The cost of maintaining specialized equipment has led the Spierses to drop cotton from their rotation. At that point, they had to find an alternative which would work on land not heavy enough for corn, ideally something drought tolerant. They added milo to their rotation.
Last year they could have used irrigation on some of their corn fields. They got 70 to 80 bu/A on some of their early corn but later corn was decimated due to drought. “On lighter land we didn’t make our seed back,” Robert said.

Milo fared much better, though, producing 70-85 bu/A.

Focusing just on tobacco and grains have allowed the Spierses to simplify their lineup of equipment. “Thirteen hundred acres is a good size to support a decent grain combine,” Robert said.
Last year, after they bought a new sprayer and couldn’t find a buyer for their old one, Mark decided to modify their old sprayer into a fertilizer spreader. Since it rides so high, it will allow them to come back over top of milo, solving the difficulty of later fertilizer applications for that crop.
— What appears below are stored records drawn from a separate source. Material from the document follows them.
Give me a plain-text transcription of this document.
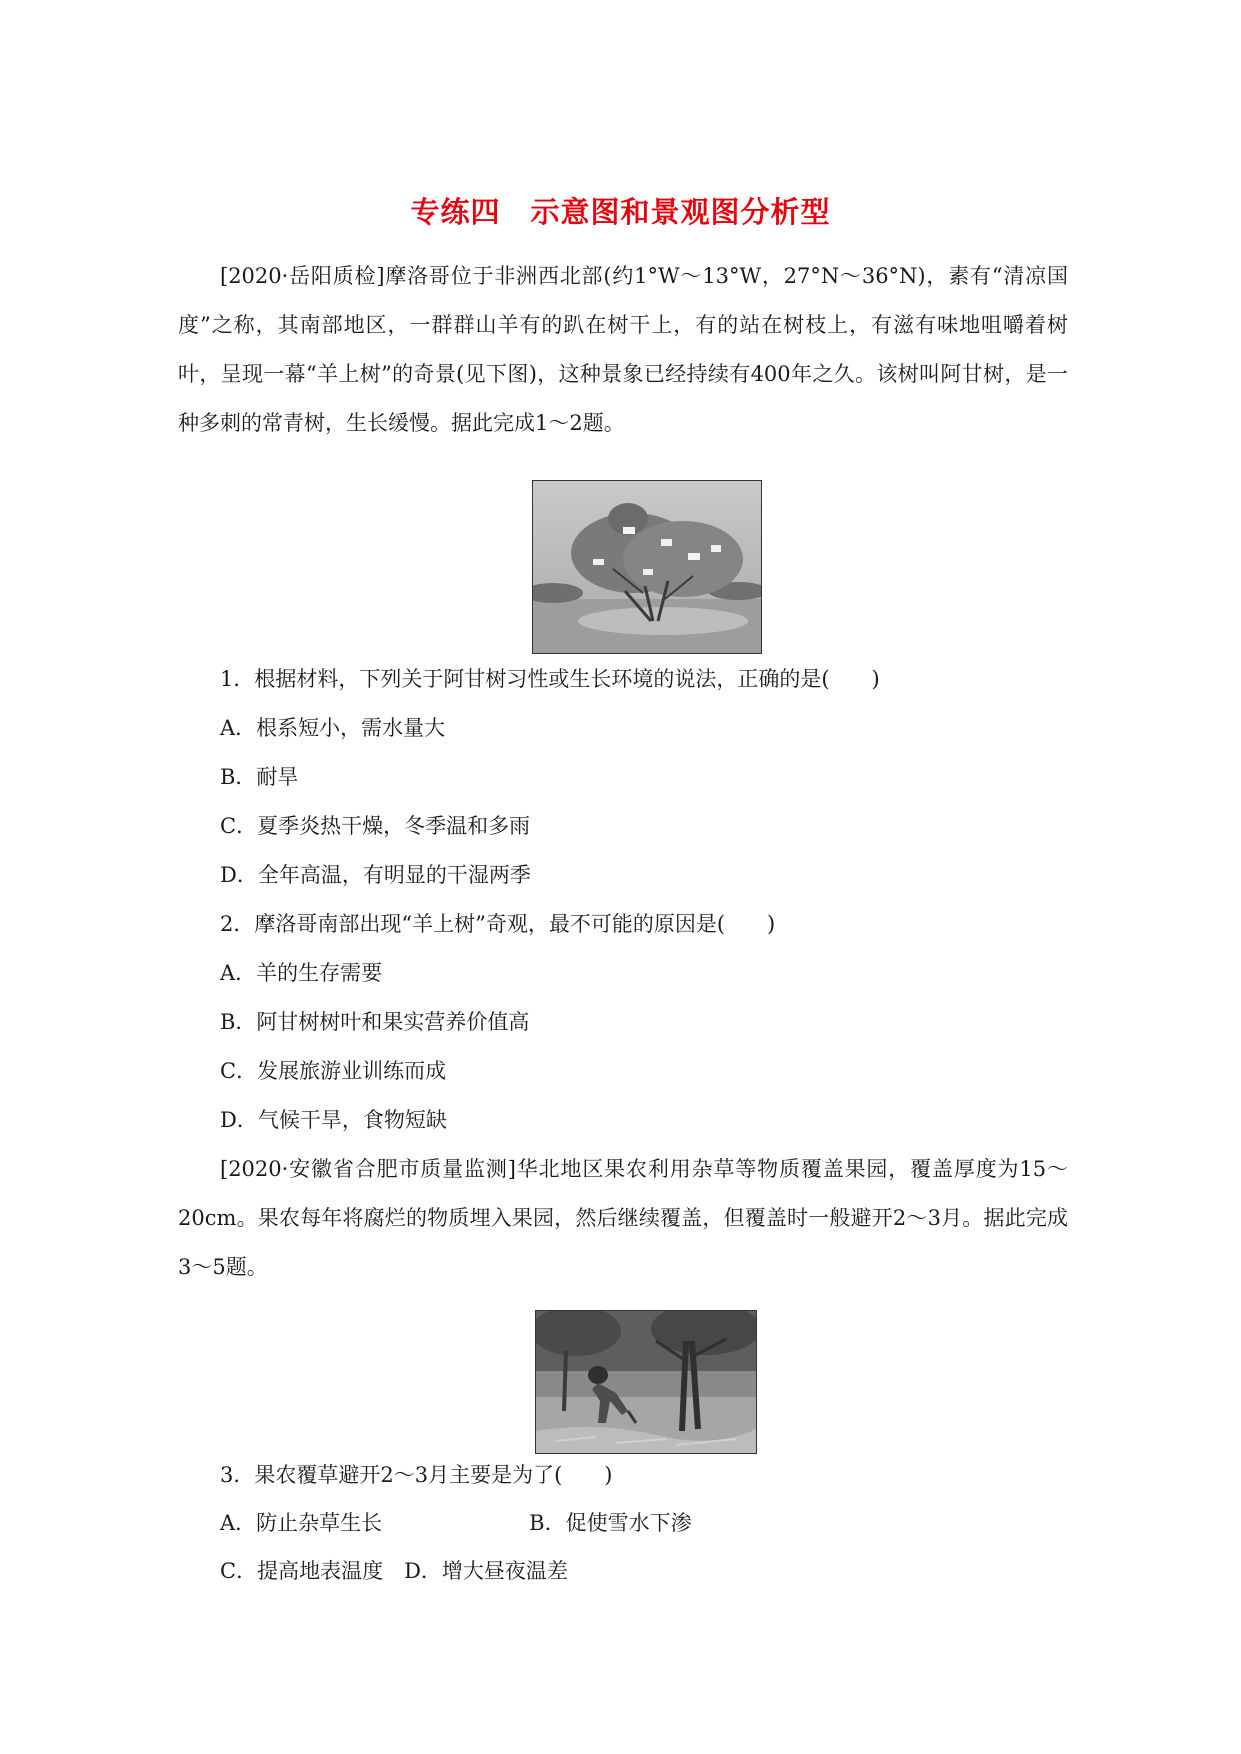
专练四　示意图和景观图分析型
[2020·岳阳质检]摩洛哥位于非洲西北部(约1°W～13°W，27°N～36°N)，素有“清凉国度”之称，其南部地区，一群群山羊有的趴在树干上，有的站在树枝上，有滋有味地咀嚼着树叶，呈现一幕“羊上树”的奇景(见下图)，这种景象已经持续有400年之久。该树叫阿甘树，是一种多刺的常青树，生长缓慢。据此完成1～2题。
1．根据材料，下列关于阿甘树习性或生长环境的说法，正确的是(　　)
A．根系短小，需水量大
B．耐旱
C．夏季炎热干燥，冬季温和多雨
D．全年高温，有明显的干湿两季
2．摩洛哥南部出现“羊上树”奇观，最不可能的原因是(　　)
A．羊的生存需要
B．阿甘树树叶和果实营养价值高
C．发展旅游业训练而成
D．气候干旱，食物短缺
[2020·安徽省合肥市质量监测]华北地区果农利用杂草等物质覆盖果园，覆盖厚度为15～20cm。果农每年将腐烂的物质埋入果园，然后继续覆盖，但覆盖时一般避开2～3月。据此完成3～5题。
3．果农覆草避开2～3月主要是为了(　　)
A．防止杂草生长　　　　　　　B．促使雪水下渗
C．提高地表温度　D．增大昼夜温差
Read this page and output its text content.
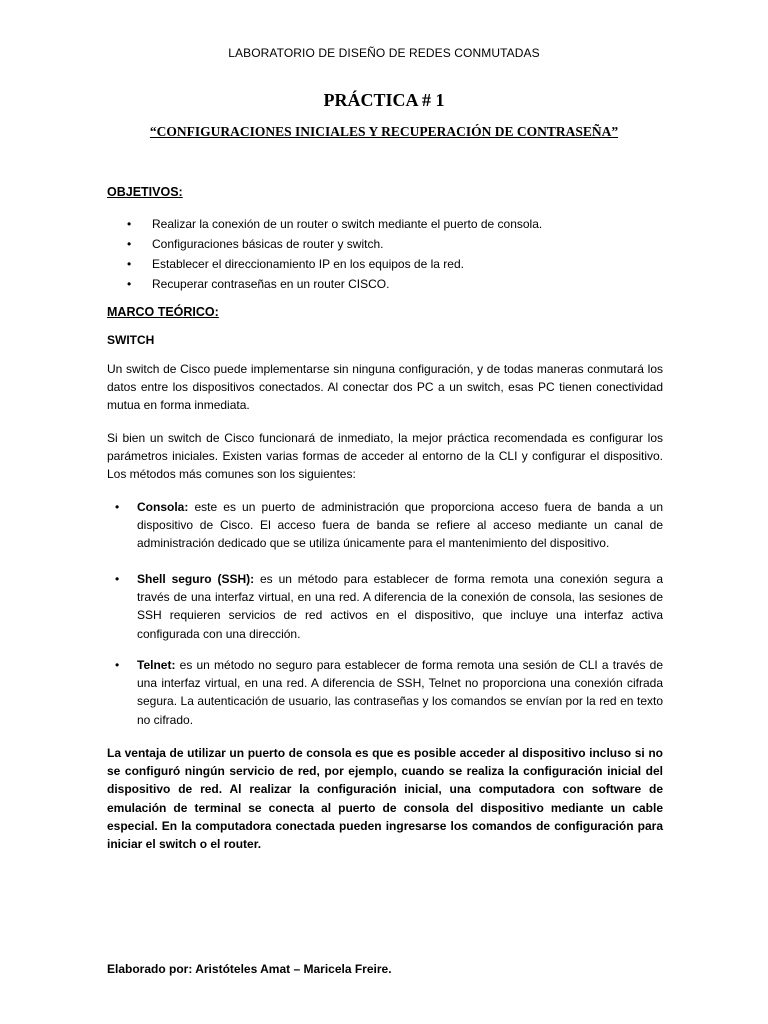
LABORATORIO DE DISEÑO DE REDES CONMUTADAS
PRÁCTICA # 1
“CONFIGURACIONES INICIALES Y RECUPERACIÓN DE CONTRASEÑA”
OBJETIVOS:
• Realizar la conexión de un router o switch mediante el puerto de consola.
• Configuraciones básicas de router y switch.
• Establecer el direccionamiento IP en los equipos de la red.
• Recuperar contraseñas en un router CISCO.
MARCO TEÓRICO:
SWITCH

Un switch de Cisco puede implementarse sin ninguna configuración, y de todas maneras conmutará los datos entre los dispositivos conectados. Al conectar dos PC a un switch, esas PC tienen conectividad mutua en forma inmediata.

Si bien un switch de Cisco funcionará de inmediato, la mejor práctica recomendada es configurar los parámetros iniciales. Existen varias formas de acceder al entorno de la CLI y configurar el dispositivo. Los métodos más comunes son los siguientes:

• Consola: este es un puerto de administración que proporciona acceso fuera de banda a un dispositivo de Cisco. El acceso fuera de banda se refiere al acceso mediante un canal de administración dedicado que se utiliza únicamente para el mantenimiento del dispositivo.
• Shell seguro (SSH): es un método para establecer de forma remota una conexión segura a través de una interfaz virtual, en una red. A diferencia de la conexión de consola, las sesiones de SSH requieren servicios de red activos en el dispositivo, que incluye una interfaz activa configurada con una dirección.
• Telnet: es un método no seguro para establecer de forma remota una sesión de CLI a través de una interfaz virtual, en una red. A diferencia de SSH, Telnet no proporciona una conexión cifrada segura. La autenticación de usuario, las contraseñas y los comandos se envían por la red en texto no cifrado.

La ventaja de utilizar un puerto de consola es que es posible acceder al dispositivo incluso si no se configuró ningún servicio de red, por ejemplo, cuando se realiza la configuración inicial del dispositivo de red. Al realizar la configuración inicial, una computadora con software de emulación de terminal se conecta al puerto de consola del dispositivo mediante un cable especial. En la computadora conectada pueden ingresarse los comandos de configuración para iniciar el switch o el router.

Elaborado por: Aristóteles Amat – Maricela Freire.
The modification work was done by General Fertilizer in Greensboro, NC.
Their current rotation will include about 600 acres of full-season beans, 150 acres of double-cropped beans after wheat, and the balance split between corn and milo.
After tobacco the Spierses plant wheat and then double crop beans, using double cropping (and a cover crop after beans) to “get as much residue back in the ground as soon as possible,” said Mark.
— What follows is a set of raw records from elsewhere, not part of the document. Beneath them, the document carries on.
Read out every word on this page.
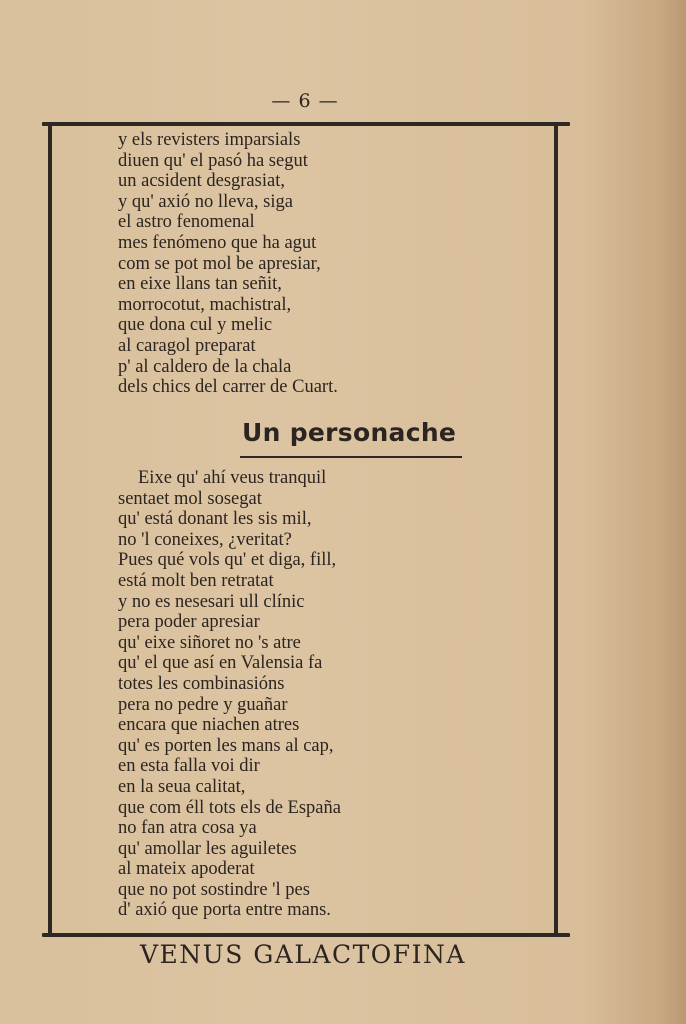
— 6 —
y els revisters imparsials
diuen qu' el pasó ha segut
un acsident desgrasiat,
y qu' axió no lleva, siga
el astro fenomenal
mes fenómeno que ha agut
com se pot mol be apresiar,
en eixe llans tan señit,
morrocotut, machistral,
que dona cul y melic
al caragol preparat
p' al caldero de la chala
dels chics del carrer de Cuart.
Un personache
Eixe qu' ahí veus tranquil
sentaet mol sosegat
qu' está donant les sis mil,
no 'l coneixes, ¿veritat?
Pues qué vols qu' et diga, fill,
está molt ben retratat
y no es nesesari ull clínic
pera poder apresiar
qu' eixe siñoret no 's atre
qu' el que así en Valensia fa
totes les combinasións
pera no pedre y guañar
encara que niachen atres
qu' es porten les mans al cap,
en esta falla voi dir
en la seua calitat,
que com éll tots els de España
no fan atra cosa ya
qu' amollar les aguiletes
al mateix apoderat
que no pot sostindre 'l pes
d' axió que porta entre mans.
VENUS GALACTOFINA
The two Spierses do most of the row crop work. Five or six seasonal H2A workers help with tobacco. “Some of our employees have been coming for 16 years,” Robert said. One now even brings his son along too.
“We’re very blessed to have a long tobacco rotation,” said Robert. Their three or four year rotation is limited by the location of their irrigation ponds. Even with the ponds, though, each year they plant 15 to 20 acres of non-irrigated tobacco, to be able to rest their ground close to the ponds. Some of those non-irrigated acres could go without tobacco for a decade or more.
The Spierses do not start tobacco themselves any more since greenhouses became the common way to start plants. Instead, they buy them from neighboring growers. As tobacco plantings in the area have increased in recent years, they have had to go further afield to find enough starts.
Robert is a keystone member of Virginia’s tobacco industry. He serves on the Virginia Tobacco Commission. He is also a member of the Virginia Bright Flue-Cured Tobacco Board, which administers the excise tax (check-off dollars).
“Typically we use a portion of the funds collected to support experiment stations and research efforts into varieties, problems, and diseases,” Robert said. Funds are also allocated to promote the export of U.S. tobacco.
Conservation tillage on tobacco has worked very well for the Spierses, but Mark acknowledged that it might not be “as easy in other areas, especially on heavier, rockier soil.”
But in the right situation it certainly could be a cost-effective method of tobacco production. Who wouldn’t want to help maintain soil quality, reduce erosion, all the while saving on fuel, labor, and machinery costs?